Remix.run Logo
tliltocatl 10 hours ago

It might be because XOR is rarely (in terms of static count, dynamically it surely appears a lot in some hot loops) used for anything else, so it is easier to spot and identify as "special" if you are writing manual assembly.

bonzini 2 hours ago | parent | next [-]

Indeed this is the best explanation!

stingraycharles 10 hours ago | parent | prev | next [-]

And helps with SMT

Edit: this is apparently not the case, see @tliltocatl's comment down the thread

tliltocatl 10 hours ago | parent [-]

What's SMT in this context?

recursivecaveat 10 hours ago | parent [-]

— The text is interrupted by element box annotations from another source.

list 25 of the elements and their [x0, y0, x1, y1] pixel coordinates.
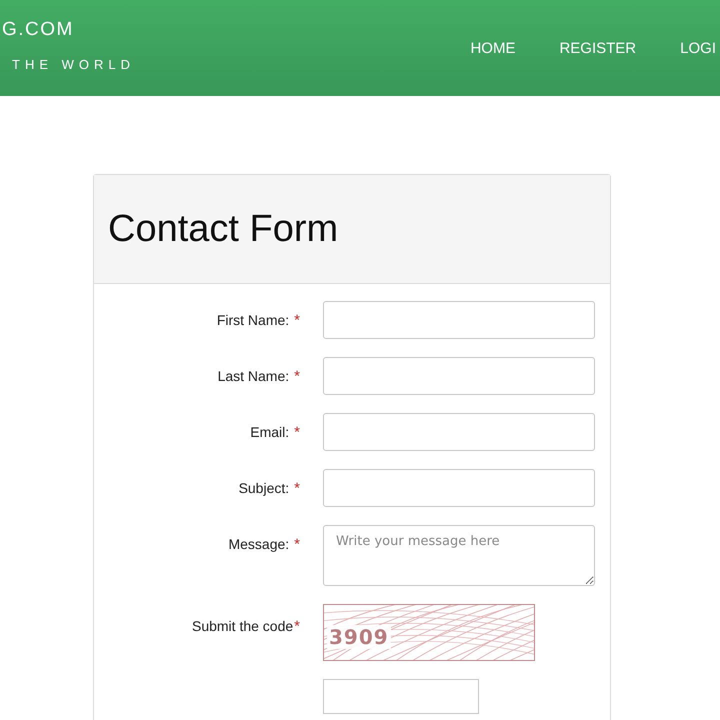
- input-field[interactable]: [323, 301, 595, 339]
- input-field[interactable]: [323, 469, 595, 507]
- message-field[interactable]: Write your message here: [323, 525, 595, 586]
- field-label: Message:: [228, 536, 290, 552]
- required-mark: *: [294, 312, 300, 328]
- site-tagline: THE WORLD: [12, 56, 135, 72]
- site-logo[interactable]: G.COM: [2, 18, 74, 40]
- field-label: Submit the code: [192, 618, 294, 634]
- form-title: Contact Form: [108, 208, 338, 250]
- field-label: Last Name:: [218, 368, 290, 384]
- captcha-code: 3909: [327, 624, 391, 648]
- input-field[interactable]: [323, 357, 595, 395]
- required-mark: *: [294, 368, 300, 384]
- field-label: Email:: [250, 424, 290, 440]
- required-mark: *: [294, 536, 300, 552]
- required-mark: *: [294, 424, 300, 440]
- nav-link[interactable]: HOME: [470, 40, 516, 56]
- field-label: First Name:: [216, 312, 290, 328]
- field-label: Subject:: [238, 480, 290, 496]
- required-mark: *: [294, 618, 300, 634]
- required-mark: *: [294, 480, 300, 496]
- input-field[interactable]: [323, 413, 595, 451]
- nav-link[interactable]: LOGI: [680, 40, 716, 56]
- nav-link[interactable]: REGISTER: [559, 40, 636, 56]
- code-input-field[interactable]: [323, 679, 479, 714]
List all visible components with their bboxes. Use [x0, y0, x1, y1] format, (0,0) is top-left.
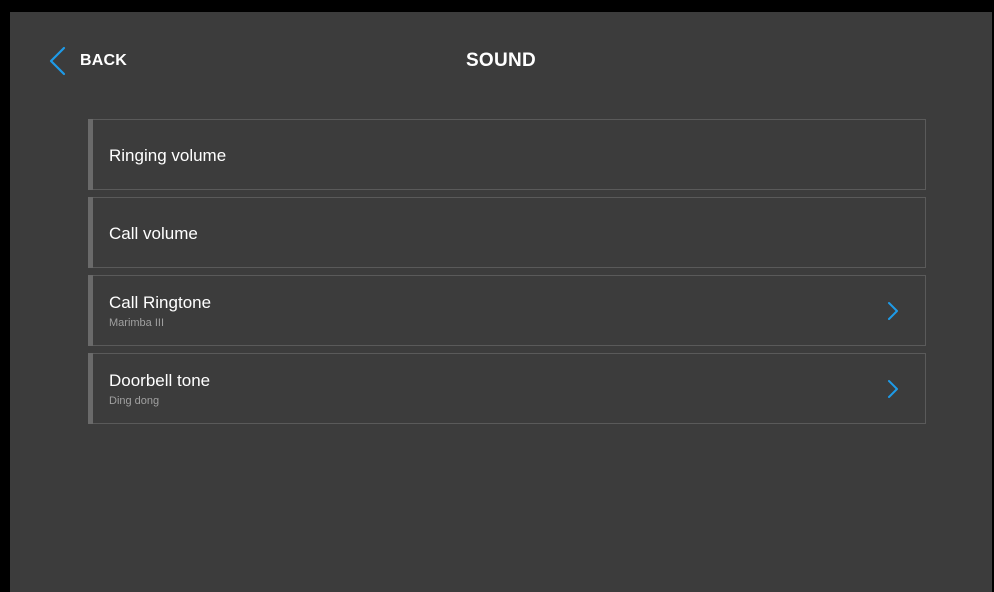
item-accent-bar	[88, 197, 93, 268]
item-accent-bar	[88, 353, 93, 424]
item-title: Call Ringtone	[109, 293, 212, 312]
sound-settings-list: Ringing volume Call volume Call Ringtone…	[88, 119, 926, 431]
item-title: Ringing volume	[109, 146, 227, 165]
chevron-right-icon	[888, 302, 898, 320]
list-item-call-ringtone[interactable]: Call Ringtone Marimba III	[88, 275, 926, 346]
item-accent-bar	[88, 119, 93, 190]
item-value: Marimba III	[109, 317, 165, 329]
page-title: SOUND	[465, 50, 537, 71]
item-accent-bar	[88, 275, 93, 346]
list-item-doorbell-tone[interactable]: Doorbell tone Ding dong	[88, 353, 926, 424]
sound-settings-screen: BACK SOUND Ringing volume Call volume Ca…	[10, 12, 992, 592]
item-title: Call volume	[109, 224, 198, 243]
item-value: Ding dong	[109, 395, 160, 407]
header-bar: BACK SOUND	[10, 12, 992, 108]
chevron-right-icon	[888, 380, 898, 398]
list-item-ringing-volume[interactable]: Ringing volume	[88, 119, 926, 190]
list-item-call-volume[interactable]: Call volume	[88, 197, 926, 268]
item-title: Doorbell tone	[109, 371, 211, 390]
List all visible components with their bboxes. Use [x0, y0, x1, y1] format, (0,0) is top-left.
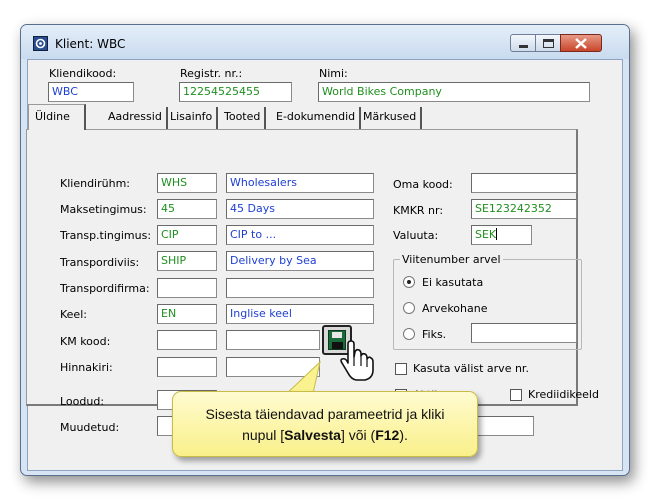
keel-label: Keel:: [60, 308, 87, 321]
km-kood-name-field[interactable]: [226, 330, 320, 350]
nimi-field[interactable]: World Bikes Company: [318, 82, 590, 102]
callout-text-b: ] või (: [340, 427, 376, 443]
kasuta-valist-checkbox[interactable]: [395, 363, 407, 375]
kliendikood-field[interactable]: WBC: [48, 82, 134, 102]
minimize-icon: [519, 45, 528, 48]
window-title: Klient: WBC: [55, 37, 126, 51]
radio-ei-kasutata[interactable]: [403, 276, 415, 288]
instruction-callout: Sisesta täiendavad parameetrid ja kliki …: [172, 391, 478, 457]
minimize-button[interactable]: [510, 34, 536, 52]
callout-text-a: nupul [: [242, 427, 285, 443]
tab-aadressid[interactable]: Aadressid: [104, 107, 168, 129]
kliendiruhm-code-field[interactable]: WHS: [157, 173, 217, 193]
maksetingimus-label: Maksetingimus:: [60, 203, 147, 216]
krediidikeeld-label: Krediidikeeld: [528, 388, 599, 401]
callout-salvesta: Salvesta: [284, 427, 341, 443]
maksetingimus-name-field[interactable]: 45 Days: [226, 199, 374, 219]
callout-line-2: nupul [Salvesta] või (F12).: [173, 425, 477, 446]
oma-kood-label: Oma kood:: [393, 178, 453, 191]
close-button[interactable]: [560, 34, 602, 52]
hand-cursor-icon: [340, 340, 374, 381]
maximize-button[interactable]: [535, 34, 561, 52]
transp-tingimus-label: Transp.tingimus:: [60, 229, 152, 242]
kmkr-field[interactable]: SE123242352: [471, 199, 577, 219]
callout-text-c: ).: [399, 427, 408, 443]
close-icon: [575, 38, 587, 49]
extra-field[interactable]: [470, 416, 534, 436]
fiks-field[interactable]: [471, 323, 577, 343]
tab-markused[interactable]: Märkused: [359, 107, 423, 129]
transpordiviis-label: Transpordiviis:: [60, 256, 140, 269]
app-gear-icon: [33, 36, 48, 51]
valuuta-label: Valuuta:: [393, 229, 439, 242]
tab-uldine[interactable]: Üldine: [28, 104, 86, 130]
radio-fiks-label: Fiks.: [422, 328, 447, 341]
oma-kood-field[interactable]: [471, 173, 577, 193]
km-kood-code-field[interactable]: [157, 330, 217, 350]
transpordifirma-name-field[interactable]: [226, 278, 374, 298]
text-cursor: [496, 228, 498, 240]
krediidikeeld-checkbox[interactable]: [510, 389, 522, 401]
loodud-label: Loodud:: [60, 395, 105, 408]
kmkr-label: KMKR nr:: [393, 204, 444, 217]
km-kood-label: KM kood:: [60, 335, 111, 348]
hinnakiri-label: Hinnakiri:: [60, 361, 113, 374]
maximize-icon: [543, 39, 554, 48]
viitenumber-legend: Viitenumber arvel: [402, 253, 501, 266]
callout-line-1: Sisesta täiendavad parameetrid ja kliki: [205, 406, 445, 422]
kliendikood-label: Kliendikood:: [49, 67, 117, 80]
transpordiviis-name-field[interactable]: Delivery by Sea: [226, 251, 374, 271]
kasuta-valist-label: Kasuta välist arve nr.: [413, 362, 529, 375]
valuuta-field[interactable]: SEK: [471, 225, 532, 245]
radio-arvekohane[interactable]: [403, 302, 415, 314]
transp-tingimus-code-field[interactable]: CIP: [157, 225, 217, 245]
hinnakiri-code-field[interactable]: [157, 357, 217, 377]
registr-field[interactable]: 12254525455: [179, 82, 292, 102]
tab-lisainfo[interactable]: Lisainfo: [166, 107, 219, 129]
transpordifirma-label: Transpordifirma:: [60, 282, 150, 295]
tab-tooted[interactable]: Tooted: [220, 107, 267, 129]
transpordiviis-code-field[interactable]: SHIP: [157, 251, 217, 271]
kliendiruhm-label: Kliendirühm:: [60, 177, 130, 190]
callout-f12: F12: [375, 427, 400, 443]
tab-e-dokumendid[interactable]: E-dokumendid: [272, 107, 362, 129]
maksetingimus-code-field[interactable]: 45: [157, 199, 217, 219]
muudetud-label: Muudetud:: [60, 421, 120, 434]
keel-name-field[interactable]: Inglise keel: [226, 304, 374, 324]
transp-tingimus-name-field[interactable]: CIP to ...: [226, 225, 374, 245]
registr-label: Registr. nr.:: [180, 67, 243, 80]
kliendiruhm-name-field[interactable]: Wholesalers: [226, 173, 374, 193]
valuuta-value: SEK: [475, 228, 497, 241]
radio-arvekohane-label: Arvekohane: [422, 302, 488, 315]
transpordifirma-code-field[interactable]: [157, 278, 217, 298]
radio-ei-kasutata-label: Ei kasutata: [422, 276, 484, 289]
title-bar[interactable]: Klient: WBC: [21, 25, 629, 59]
nimi-label: Nimi:: [319, 67, 348, 80]
radio-fiks[interactable]: [403, 328, 415, 340]
keel-code-field[interactable]: EN: [157, 304, 217, 324]
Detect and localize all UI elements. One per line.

Simultaneous Multi-Threading (hyper-threading as Intel calls it). I'm not a cpu guy, but I think the ALU used for subtraction would be a more valuable resource to leave available to the other thread than whatever implements a xor. Hence you prefer to use the xor for zeroing and conserve the ALU for other threads to use.

tliltocatl 10 hours ago | parent | next [-]

I don't think that's how it works.

- Normally ALU implements all "light" operations (i. e. add/sub/and/or/xor) in a single block, separating them would result in far more interconnect overhead. Often, CPUs have specialized adder-only units for address generation, but never a xor-specialized block.

- All CPUs that implement hyper-threading also optimize a XOR EAX,EAX into MOV EAX,ZERO/SET FLAGS (where ZERO is an invisible zero register just like on Itanium and RISCs). This helps register renaming and eliminates a spurious dependency.

- The XOR trick is about as old as 8086 if not older.

Symmetry 3 hours ago | parent [-]

Right. Keeping down the number of slots the scheduler and bypass network need to worry about is an important design pressure.

fredoralive 10 hours ago | parent | prev | next [-]

By the time you get to a CPU complex enough to be to have SMT it is likely to detect these “clear register” patterns and special case them.

XOR would also be handled by the ALU, the L is for logic.

IshKebab 8 hours ago | parent | prev [-]

Most CPU use the same ALU for xor and sub.

kunley 10 hours ago | parent | prev [-]

XOR appears a lot in any code touching encryption.

PS. What is static vs dynamic count?

tliltocatl 10 hours ago | parent [-]

Static count - how many times an instruction appears in a binary (or assembly source).

Dynamic count - how many times an opcode gets executed.

I. e. an instruction that doesn't appear often in code, but comes up in some hot loops (like encryption) would have low static and high dynamic.